Tuesday 30 September 2008

Magician exposes secrets

Some may know of my interests in magic. Here, and in the future, I would like to expose some secrets for you.

Now before any of the magical authorities invoke any of the various curses unleashed on initiates who pass on secret knowledge to cowans and other knowlessmen, let me state that the secrets I will reveal are those of the corporate world intent on getting you to part with your very hard-earned cash.
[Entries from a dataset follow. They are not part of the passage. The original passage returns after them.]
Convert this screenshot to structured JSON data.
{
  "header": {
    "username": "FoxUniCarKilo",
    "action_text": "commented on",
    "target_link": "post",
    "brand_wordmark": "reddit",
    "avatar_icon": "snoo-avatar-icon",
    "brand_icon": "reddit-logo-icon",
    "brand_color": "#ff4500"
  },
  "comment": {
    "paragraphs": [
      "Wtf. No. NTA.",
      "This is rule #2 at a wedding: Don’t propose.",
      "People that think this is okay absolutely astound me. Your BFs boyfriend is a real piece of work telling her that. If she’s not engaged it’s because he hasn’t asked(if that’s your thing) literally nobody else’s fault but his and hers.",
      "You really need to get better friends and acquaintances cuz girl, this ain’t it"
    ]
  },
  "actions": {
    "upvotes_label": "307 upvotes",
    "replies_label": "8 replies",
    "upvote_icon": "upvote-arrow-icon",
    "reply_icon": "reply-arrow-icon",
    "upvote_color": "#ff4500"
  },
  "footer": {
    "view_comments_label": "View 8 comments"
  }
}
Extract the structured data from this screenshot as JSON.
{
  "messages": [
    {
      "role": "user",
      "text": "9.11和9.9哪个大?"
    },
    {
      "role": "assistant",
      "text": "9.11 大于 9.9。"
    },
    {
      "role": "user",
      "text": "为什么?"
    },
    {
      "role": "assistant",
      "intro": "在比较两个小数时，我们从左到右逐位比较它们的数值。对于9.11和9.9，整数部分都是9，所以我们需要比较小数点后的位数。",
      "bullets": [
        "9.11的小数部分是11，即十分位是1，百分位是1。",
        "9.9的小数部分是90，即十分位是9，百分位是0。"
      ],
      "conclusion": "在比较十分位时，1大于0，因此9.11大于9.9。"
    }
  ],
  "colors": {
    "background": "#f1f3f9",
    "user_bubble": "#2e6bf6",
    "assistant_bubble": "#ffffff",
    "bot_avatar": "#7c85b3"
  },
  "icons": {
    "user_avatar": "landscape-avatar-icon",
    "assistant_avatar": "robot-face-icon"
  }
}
My purpose is simple. I want to reveal some of the ways sellers get you to buy stuff, particularly stuff you didn't know you wanted. You and I are the targets of deliberate manipulation of our desires. And just as conjurers quite rightly hate having their secrets exposed I am hoping that by showing how some of this manipulation occurs that we can reclaim some of the initiative and not be forced into purchasing decisions that are not in our best interest.

Let me begin then, by giving a brief history of how the situation of us being made to want things came to be. It can perhaps best be traced back to Edward Bernays. He was the nephew of Sigmund Freud and he was one of the first to try to influence the buying public through the manipulation of the message or, as he referred to it, "the engineering of consent".

Now strictly speaking, what Bernays was involved in was public relations rather than advertising. However, some of the same principles are used by advertisers to influence us and affect our behaviour and are derived directly from his ideas.

He was able to demonstrate the power of his techniques, for example, by helping the tobacco industry. In the early part of the twentieth century few women smoked in public. Even those women who smoked in private were often seen as rebels or eccentrics. Bernays approached the tobacco industry and offered them the opportunity to capture this untapped market (with such health benefits to womankind as may be imagined). To do this he tapped into many women's desire for emancipation, liberation and equality by making the smoking of a cigarette - or 'torches of freedom' as they were billed - a symbol of independence. The market blossomed and through this kind of exercise the field of public relations was born.

In future posts I shall attempt to show how we are being manipulated to this day. More importantly, I shall suggest what sort of counter-measures we might deploy in order to reclaim our right to decide what is important in our lives from those who would seek to decide for us. I believe it is we, as individuals, rather than PR consultants and corporate vested interest, who should decide on what we should spend our time, money and effort. It is up to us to put back the quality in our lives.